アヘン中毒者が他人にアヘンを少しだけ分け与えて喜び、その相手が味を覚えると今度は友人にまた少量を手渡す、こうしてアヘンを食する者たちの仲間が出来上がっていくのと同じです。私たちの話に出てくる「アヘン化された」聖者の身近な二、三人が、誰それの女性は子を授かった、別の女性は願いが叶った、そしてその「聖者」は数多くの奇跡を行ったといった噂を広め始めます。そのアヘン化された聖者のまわりに、信奉者の徒党が形成されていきます。

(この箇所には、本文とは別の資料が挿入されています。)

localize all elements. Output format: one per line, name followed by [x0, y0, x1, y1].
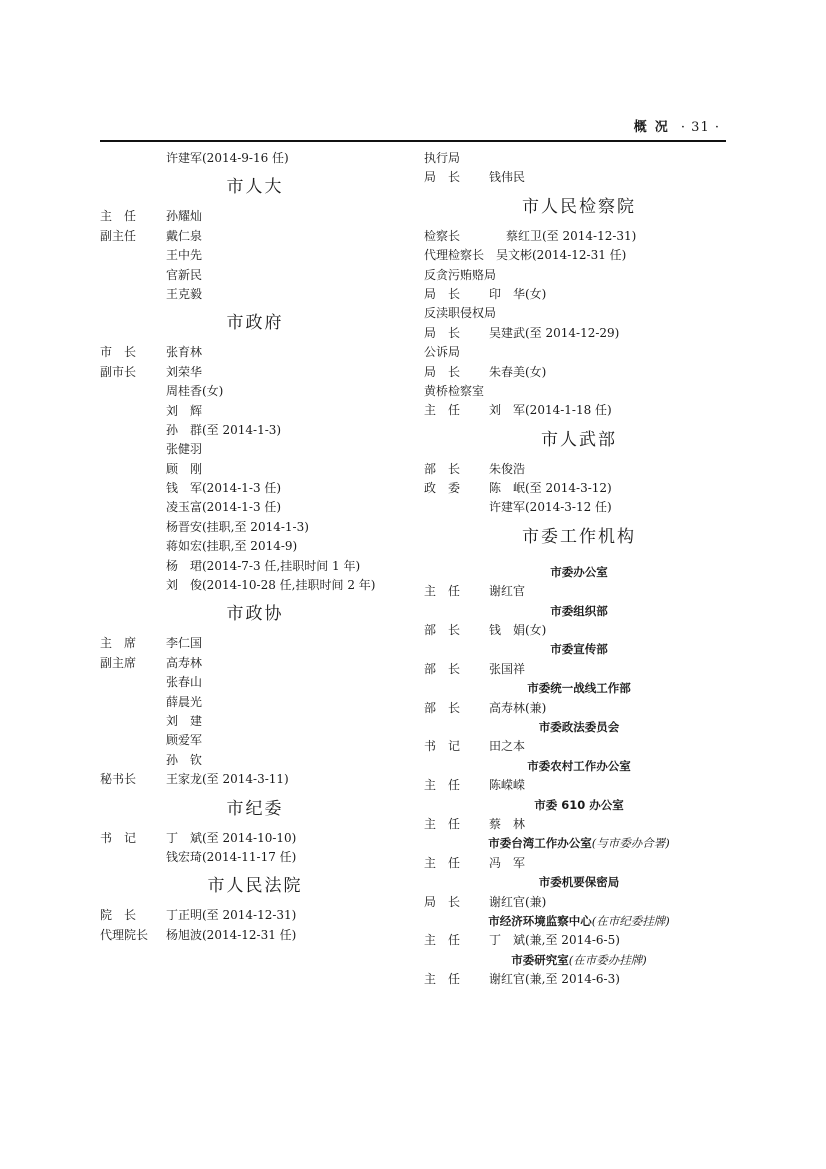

この幸福な光景は長くは続きません。なぜなら、数年が経てば、ある日少なくとも一人は、自分の導師が詐欺師であって神を実現した者ではないということに気づいてしまうからです。その確固たる信念が大きく挫かれたときの衝撃はあまりに強烈で、彼が信仰と帰依の念から知らぬ間にその「聖者」に移していたすべてのサンスカーラが、ある瞬間に独りでに自らのもとへ跳ね返り、再び新たな重荷となって彼にのしかかるのです。こうして、アヘン化された聖者に信仰を置いていた人は大いに苦しむことになります。

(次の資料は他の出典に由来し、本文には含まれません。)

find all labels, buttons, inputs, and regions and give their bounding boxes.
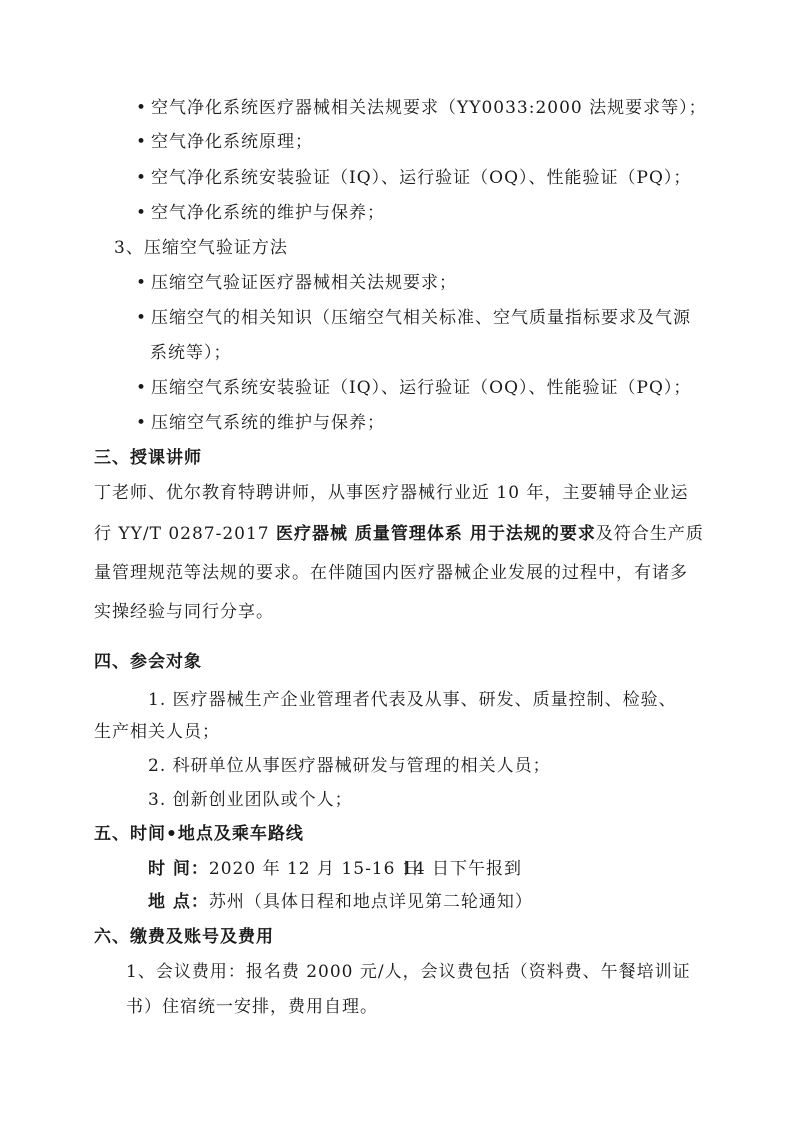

では別の角度からこの光景を見てみましょう。私がそのアヘン化された聖者であり、あなたが私を完全なる導師として愛し、敬っているとしましょう。あなたの愛はあまりにも深く、信仰はあまりにも大きくなり、実際に霊的な道において進歩を遂げ、本当にその道の体験を持ち始めます。この場合、あなたは確かにアヘン化された聖者の手によって益を得ているのです。一方、先ほどの場合では、アヘン化された聖者は大きな害をもたらしたわけです。そうした偽の聖者を通して、害と益とは反発しつつ積み重なっていくのです。